1. Field of the Invention
The present invention relates generally to memory usage, and more particularly, to methods and systems for efficiently allocating memory.
2. Description of the Related Art
Computer memory systems are used to store objects that are being used by one or more applications running on the computer. Typically, most of these objects (e.g. 75-95%) have a relatively short period of time in which they are used. Some of these objects (e.g., 5-25%) have a relatively longer period of time in which they are used and therefore should ideally be maintained in the computer memory system so that these objects are readily available to the on-going applications. Computer memory systems are regularly and routinely purged of such unused objects to ensure the unused objects do not needlessly consume precious memory capacity. This purging process is typically referred to as a garbage collection scheme.
In a typical, generational, garbage collection scheme the memory heap is divided into three sections. A first section of the memory heap is allocated as a tenured section. An adjacent, second section is allocated as a young section and a third section of the memory heap is an unused space section. The tenured section includes memory objects that have survived at least one prior garbage collection. The tenured section is typically in a single contiguous block. The young section includes memory objects that have been allocated since the immediate prior garbage collection process. The young section is also typically in a contiguous block. The unused space section is the memory space that does not belong to either of the two section types above.
The young section is placed in the addresses that immediately follow the tenured section. By way of example, the tenured section may be in addresses 0 to 1000 and the young section is located in addresses 1001 to 3000. The unused space section falls into the remaining portion of the memory heap, subsequent to the young section.
Initially, applications fill the young section with objects. When the young section is filled with objects, a garbage collection scheme is applied to the young section. During each iteration of the garbage collection process, the objects in the current young section are examined and those objects that are no longer referenced are deleted. Those objects that are still referenced are shifted into the tenured section. Each iteration of the garbage collection enlarges the tenured section.
As the tenured section is enlarged, the young section is continuously shifted to higher memory addresses (i.e., those addresses immediately following the ever enlarged tenured section). When the tenured section becomes so large that the combination of the young section and the tenured section consume a preselected portion of or the entire memory heap (i.e., the unused space section approaches a predetermined minimum limit) then, the garbage collection is applied to both the young section and the tenured section. The garbage collection then deletes those objects that are no longer referenced in both the young section and the tenured section. All of the remaining objects are shifted downward to create a new tenured section. As a result, additional memory space is freed up for subsequent operations.

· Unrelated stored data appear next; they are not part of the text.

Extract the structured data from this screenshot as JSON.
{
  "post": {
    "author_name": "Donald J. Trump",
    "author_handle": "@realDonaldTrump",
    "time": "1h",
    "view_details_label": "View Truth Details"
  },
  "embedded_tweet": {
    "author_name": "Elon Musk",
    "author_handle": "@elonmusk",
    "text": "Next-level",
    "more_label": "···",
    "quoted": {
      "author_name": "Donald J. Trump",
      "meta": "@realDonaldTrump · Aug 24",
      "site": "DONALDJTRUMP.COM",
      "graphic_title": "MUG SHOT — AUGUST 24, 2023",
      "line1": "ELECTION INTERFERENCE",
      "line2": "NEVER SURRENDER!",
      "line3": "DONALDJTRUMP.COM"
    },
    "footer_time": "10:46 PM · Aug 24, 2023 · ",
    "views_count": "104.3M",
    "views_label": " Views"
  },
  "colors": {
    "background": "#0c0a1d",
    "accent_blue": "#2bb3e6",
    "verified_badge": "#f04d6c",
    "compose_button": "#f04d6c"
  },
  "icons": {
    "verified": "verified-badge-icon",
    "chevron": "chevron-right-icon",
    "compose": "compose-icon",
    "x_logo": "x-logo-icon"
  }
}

By way of example, initially a 1 megabyte tenured section is allocated and an immediately adjacent 1 megabyte is allocated to young section. The applications begin to use the young section. When the young section is filled with objects, then the garbage collection scheme is applied to the young section and approximately 75-95% (e.g., 750-950 k) of objects are deleted from the young section. The remaining 50-250 k of objects are then shifted into the tenured section. In subsequent iterations of the garbage collection the tenured section will be filled. Once the tenured section is filled, the 50-250 k of objects that remain in the young section are shifted downward and appended to the tenured section to form the enlarged tenured section having a 1.05-1.25.megabyte size.
The above process continues iteratively until the size of the unused section becomes smaller than a set parameter (e.g., zero). A garbage collection scheme is then applied to the both the enlarged tenured section and the young section to eliminate unused objects from the enlarged tenured section and young section and thereby reduce the memory space consumed by the objects to less than the originally allocated tenured section size (e.g., 1 megabyte).
By way of example, typically the enlarged tenured section and the young section will be reduced by about 75-95% so that the tenured section can be reallocated to only 1 megabyte. The process can then begin again to fill the tenured section and then fill and garbage collect the young section as described above.
While a typical garbage collection scheme can manage the consumption of memory, the young section presents moving targets as the size of the tenured section varies. In view of the foregoing, there is a need for a system and a method for garbage collection where the respective locations of the young section and the tenured space are set and do not present a moving target and therefore can be more efficiently used.